La emblemática belleza de Honduras la sedujo, tanto así que dejó su tierra natal para explorar y llevar a cabo una de las mejores aventuras de su vida… ¡Vivir para la biología y por la biología!
Y es que no hay otras palabras que describan mejor a la bióloga, naturista y ornitóloga Sherry Thorn, conocida por muchos de sus exalumnos, compañeros y amigos como la licenciada “Pilar”.
Una destacada estadounidense que desde hace 43 años realiza aportes significativos en la educación superior universitaria y en la conservación y protección de los recursos de la naturaleza de Honduras.
Pasión.
El amor de Sherry Lyn Thorn por los animales comenzó en Long Beach, California, donde pasó la mayor parte de su infancia y adolescencia.
“Cuando mis hermanos y yo éramos niños explorábamos la ribera del río buscando salamandras, lagartijas, lagartos cornudos, pescaditos, pichetes y culebras; a la vez disfrutábamos observando las aves.

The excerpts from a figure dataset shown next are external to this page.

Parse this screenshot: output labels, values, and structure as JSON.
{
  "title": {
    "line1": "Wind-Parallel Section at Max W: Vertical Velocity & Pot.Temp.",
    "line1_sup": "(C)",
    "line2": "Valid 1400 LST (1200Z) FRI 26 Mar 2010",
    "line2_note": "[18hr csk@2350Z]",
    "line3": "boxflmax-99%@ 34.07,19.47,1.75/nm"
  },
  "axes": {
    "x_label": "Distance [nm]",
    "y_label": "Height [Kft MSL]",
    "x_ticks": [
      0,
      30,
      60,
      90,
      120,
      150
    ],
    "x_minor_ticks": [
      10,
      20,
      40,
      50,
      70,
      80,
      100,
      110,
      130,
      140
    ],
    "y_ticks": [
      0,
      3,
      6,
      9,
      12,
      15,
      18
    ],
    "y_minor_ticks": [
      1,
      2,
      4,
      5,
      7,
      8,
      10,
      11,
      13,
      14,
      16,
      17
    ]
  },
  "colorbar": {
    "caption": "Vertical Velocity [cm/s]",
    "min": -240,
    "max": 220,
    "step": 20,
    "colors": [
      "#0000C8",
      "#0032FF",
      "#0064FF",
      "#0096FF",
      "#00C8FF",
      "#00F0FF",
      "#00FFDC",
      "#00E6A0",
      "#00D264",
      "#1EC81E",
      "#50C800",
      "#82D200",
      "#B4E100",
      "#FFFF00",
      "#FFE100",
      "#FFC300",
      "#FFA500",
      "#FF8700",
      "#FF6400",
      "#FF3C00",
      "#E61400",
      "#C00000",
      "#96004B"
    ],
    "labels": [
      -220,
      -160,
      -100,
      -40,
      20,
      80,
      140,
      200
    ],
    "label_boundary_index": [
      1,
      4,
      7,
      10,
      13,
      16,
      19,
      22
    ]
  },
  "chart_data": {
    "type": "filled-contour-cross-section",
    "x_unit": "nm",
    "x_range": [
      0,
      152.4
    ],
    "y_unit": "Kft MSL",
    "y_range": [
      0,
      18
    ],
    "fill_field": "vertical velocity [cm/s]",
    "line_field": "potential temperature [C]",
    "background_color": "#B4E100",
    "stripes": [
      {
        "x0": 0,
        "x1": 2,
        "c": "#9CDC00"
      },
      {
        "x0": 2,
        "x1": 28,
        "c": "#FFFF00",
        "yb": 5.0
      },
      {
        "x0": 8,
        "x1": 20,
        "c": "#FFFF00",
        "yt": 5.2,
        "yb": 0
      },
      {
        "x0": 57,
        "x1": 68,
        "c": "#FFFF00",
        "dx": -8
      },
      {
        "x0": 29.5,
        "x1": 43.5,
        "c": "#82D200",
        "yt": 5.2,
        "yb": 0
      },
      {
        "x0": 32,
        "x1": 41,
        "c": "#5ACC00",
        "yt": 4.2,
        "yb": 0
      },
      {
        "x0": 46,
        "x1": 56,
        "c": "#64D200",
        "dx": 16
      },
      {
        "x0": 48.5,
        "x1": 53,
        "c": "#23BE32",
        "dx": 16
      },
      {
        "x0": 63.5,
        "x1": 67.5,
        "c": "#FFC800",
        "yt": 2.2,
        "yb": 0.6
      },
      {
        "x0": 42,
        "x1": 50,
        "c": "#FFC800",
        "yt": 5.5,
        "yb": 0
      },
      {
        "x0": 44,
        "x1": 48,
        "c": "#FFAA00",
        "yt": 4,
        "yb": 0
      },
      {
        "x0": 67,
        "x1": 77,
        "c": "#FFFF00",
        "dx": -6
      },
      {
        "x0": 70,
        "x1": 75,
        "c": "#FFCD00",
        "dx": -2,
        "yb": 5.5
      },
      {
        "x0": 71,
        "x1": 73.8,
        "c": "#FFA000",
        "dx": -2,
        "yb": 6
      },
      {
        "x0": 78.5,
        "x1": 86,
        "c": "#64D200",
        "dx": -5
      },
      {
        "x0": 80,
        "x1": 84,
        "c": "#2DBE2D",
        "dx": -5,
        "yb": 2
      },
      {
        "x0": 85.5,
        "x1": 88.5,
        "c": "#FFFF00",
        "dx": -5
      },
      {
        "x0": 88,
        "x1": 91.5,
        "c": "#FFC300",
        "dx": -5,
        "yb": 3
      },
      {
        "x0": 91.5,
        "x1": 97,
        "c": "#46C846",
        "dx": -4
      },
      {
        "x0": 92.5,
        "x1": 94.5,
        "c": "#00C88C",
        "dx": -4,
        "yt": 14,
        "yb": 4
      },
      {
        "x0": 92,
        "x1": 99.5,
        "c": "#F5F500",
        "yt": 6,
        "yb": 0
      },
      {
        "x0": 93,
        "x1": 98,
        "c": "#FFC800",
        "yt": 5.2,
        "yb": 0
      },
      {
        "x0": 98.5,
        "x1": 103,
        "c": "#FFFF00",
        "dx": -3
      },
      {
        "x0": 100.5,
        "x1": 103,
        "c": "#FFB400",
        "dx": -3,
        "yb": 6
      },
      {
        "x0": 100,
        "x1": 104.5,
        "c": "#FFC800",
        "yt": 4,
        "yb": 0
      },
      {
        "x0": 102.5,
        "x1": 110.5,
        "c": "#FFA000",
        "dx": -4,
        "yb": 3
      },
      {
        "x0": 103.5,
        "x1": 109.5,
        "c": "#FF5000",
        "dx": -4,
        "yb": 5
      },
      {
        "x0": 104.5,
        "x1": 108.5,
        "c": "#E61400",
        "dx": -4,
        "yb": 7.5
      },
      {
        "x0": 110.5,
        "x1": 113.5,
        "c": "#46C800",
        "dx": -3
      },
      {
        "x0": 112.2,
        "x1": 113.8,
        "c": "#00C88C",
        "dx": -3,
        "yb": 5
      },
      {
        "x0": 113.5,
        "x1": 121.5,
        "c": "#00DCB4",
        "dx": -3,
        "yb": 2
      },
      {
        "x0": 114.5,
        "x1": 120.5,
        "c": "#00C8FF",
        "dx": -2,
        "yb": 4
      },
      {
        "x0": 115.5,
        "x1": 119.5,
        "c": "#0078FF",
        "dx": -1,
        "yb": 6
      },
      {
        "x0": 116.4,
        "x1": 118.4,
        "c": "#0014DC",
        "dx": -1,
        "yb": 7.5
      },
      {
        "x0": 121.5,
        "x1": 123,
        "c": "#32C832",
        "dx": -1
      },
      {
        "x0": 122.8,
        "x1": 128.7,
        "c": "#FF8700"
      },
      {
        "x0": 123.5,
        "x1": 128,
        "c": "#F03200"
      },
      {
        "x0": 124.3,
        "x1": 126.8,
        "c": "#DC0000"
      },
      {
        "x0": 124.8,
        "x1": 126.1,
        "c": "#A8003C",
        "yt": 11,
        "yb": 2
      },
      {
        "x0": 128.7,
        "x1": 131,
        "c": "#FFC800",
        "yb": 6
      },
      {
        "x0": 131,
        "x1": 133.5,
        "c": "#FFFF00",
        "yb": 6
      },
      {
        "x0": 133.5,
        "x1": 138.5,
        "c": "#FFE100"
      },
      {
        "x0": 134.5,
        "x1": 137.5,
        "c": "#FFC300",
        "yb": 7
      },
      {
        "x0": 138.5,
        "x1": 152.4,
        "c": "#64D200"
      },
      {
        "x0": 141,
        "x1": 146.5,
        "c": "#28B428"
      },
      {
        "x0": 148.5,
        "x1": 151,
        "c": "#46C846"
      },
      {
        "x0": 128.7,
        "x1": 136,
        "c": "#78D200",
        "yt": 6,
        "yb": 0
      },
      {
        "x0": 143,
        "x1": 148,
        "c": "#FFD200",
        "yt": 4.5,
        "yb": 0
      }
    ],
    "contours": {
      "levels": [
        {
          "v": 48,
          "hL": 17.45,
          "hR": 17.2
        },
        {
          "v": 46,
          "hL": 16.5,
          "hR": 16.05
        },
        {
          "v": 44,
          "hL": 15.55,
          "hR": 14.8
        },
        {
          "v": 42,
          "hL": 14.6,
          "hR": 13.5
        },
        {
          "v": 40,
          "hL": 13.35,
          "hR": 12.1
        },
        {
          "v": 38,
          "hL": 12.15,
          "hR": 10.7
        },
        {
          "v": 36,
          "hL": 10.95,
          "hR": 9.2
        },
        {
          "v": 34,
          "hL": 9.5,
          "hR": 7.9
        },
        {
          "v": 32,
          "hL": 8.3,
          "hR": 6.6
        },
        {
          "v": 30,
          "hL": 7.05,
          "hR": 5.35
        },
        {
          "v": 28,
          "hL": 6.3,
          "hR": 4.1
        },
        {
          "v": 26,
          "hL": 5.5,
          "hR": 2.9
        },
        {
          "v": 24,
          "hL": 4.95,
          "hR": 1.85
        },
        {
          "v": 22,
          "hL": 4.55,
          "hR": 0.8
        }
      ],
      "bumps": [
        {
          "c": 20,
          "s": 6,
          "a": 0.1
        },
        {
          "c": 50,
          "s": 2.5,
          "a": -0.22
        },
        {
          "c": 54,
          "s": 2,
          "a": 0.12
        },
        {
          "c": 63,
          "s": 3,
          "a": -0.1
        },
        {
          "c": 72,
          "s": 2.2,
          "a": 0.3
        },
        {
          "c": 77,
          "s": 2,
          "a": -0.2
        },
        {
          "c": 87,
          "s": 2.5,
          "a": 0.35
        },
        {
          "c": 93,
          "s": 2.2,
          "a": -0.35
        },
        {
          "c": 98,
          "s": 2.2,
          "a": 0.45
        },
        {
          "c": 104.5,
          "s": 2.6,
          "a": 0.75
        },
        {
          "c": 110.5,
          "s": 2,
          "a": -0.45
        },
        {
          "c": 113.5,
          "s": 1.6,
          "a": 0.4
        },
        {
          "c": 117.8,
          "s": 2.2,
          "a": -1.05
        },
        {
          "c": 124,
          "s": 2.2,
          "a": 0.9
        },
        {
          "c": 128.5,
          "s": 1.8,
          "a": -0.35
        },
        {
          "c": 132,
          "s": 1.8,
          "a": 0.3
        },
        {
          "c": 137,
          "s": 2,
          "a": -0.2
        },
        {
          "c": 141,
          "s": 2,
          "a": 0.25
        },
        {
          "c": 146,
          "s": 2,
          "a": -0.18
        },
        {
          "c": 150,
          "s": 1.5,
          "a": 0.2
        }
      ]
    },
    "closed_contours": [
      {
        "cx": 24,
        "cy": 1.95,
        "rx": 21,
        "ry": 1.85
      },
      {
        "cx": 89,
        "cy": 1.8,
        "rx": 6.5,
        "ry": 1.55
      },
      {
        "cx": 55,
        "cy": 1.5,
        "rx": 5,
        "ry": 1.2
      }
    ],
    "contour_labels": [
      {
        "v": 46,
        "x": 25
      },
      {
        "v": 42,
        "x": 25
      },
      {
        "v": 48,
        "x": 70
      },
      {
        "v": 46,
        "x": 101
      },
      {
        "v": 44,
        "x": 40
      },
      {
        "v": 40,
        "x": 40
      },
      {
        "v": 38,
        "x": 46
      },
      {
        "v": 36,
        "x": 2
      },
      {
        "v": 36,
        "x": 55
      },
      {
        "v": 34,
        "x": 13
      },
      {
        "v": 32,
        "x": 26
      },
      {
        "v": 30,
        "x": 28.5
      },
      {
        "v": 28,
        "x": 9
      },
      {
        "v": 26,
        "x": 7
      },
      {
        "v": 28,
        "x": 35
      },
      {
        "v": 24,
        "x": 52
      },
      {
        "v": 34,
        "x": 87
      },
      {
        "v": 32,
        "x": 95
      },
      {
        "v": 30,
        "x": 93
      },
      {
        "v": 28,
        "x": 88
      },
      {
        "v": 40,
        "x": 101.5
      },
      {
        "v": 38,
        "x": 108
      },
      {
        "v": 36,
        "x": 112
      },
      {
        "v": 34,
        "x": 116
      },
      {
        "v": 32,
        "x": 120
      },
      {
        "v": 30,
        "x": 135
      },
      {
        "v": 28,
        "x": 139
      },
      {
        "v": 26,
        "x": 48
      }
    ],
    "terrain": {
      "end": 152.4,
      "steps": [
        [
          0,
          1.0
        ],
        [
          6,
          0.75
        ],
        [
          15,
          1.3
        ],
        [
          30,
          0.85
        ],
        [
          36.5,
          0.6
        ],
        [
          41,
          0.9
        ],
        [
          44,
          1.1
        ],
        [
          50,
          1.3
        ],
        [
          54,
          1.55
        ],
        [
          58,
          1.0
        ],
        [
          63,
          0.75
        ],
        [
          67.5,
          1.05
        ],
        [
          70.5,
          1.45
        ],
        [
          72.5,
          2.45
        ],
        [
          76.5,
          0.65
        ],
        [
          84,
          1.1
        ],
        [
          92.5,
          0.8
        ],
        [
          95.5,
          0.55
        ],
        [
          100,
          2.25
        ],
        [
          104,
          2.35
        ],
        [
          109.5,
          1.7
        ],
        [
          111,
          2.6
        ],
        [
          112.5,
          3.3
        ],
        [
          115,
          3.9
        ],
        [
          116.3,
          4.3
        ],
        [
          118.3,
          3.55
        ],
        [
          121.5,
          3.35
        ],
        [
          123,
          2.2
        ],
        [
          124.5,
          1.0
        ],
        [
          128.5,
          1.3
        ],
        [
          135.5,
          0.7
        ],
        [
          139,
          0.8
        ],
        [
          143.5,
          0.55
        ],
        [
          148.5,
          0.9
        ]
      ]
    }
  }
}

Siempre atentos para cuando encontrábamos un animalito herido, curarlo y recogerlo”, destacó Thorn, quien asegura que esta afinidad con los animales la heredó de su madre.
Convicción.
Después de terminar el bachillerato, Sherry se inscribió en el Harbor Junior College en Torrance, California, inicialmente tratando de estudiar medicina, pero luego cambió por la biología porque los estudios eran costosos. Mientras estaba allá y obteniendo las notas más altas, descubrió un anuncio de aplicación para estudiantes que deseaban enrolarse en un programa de ciencia inter-disciplinario como parte del Cuerpo de Paz.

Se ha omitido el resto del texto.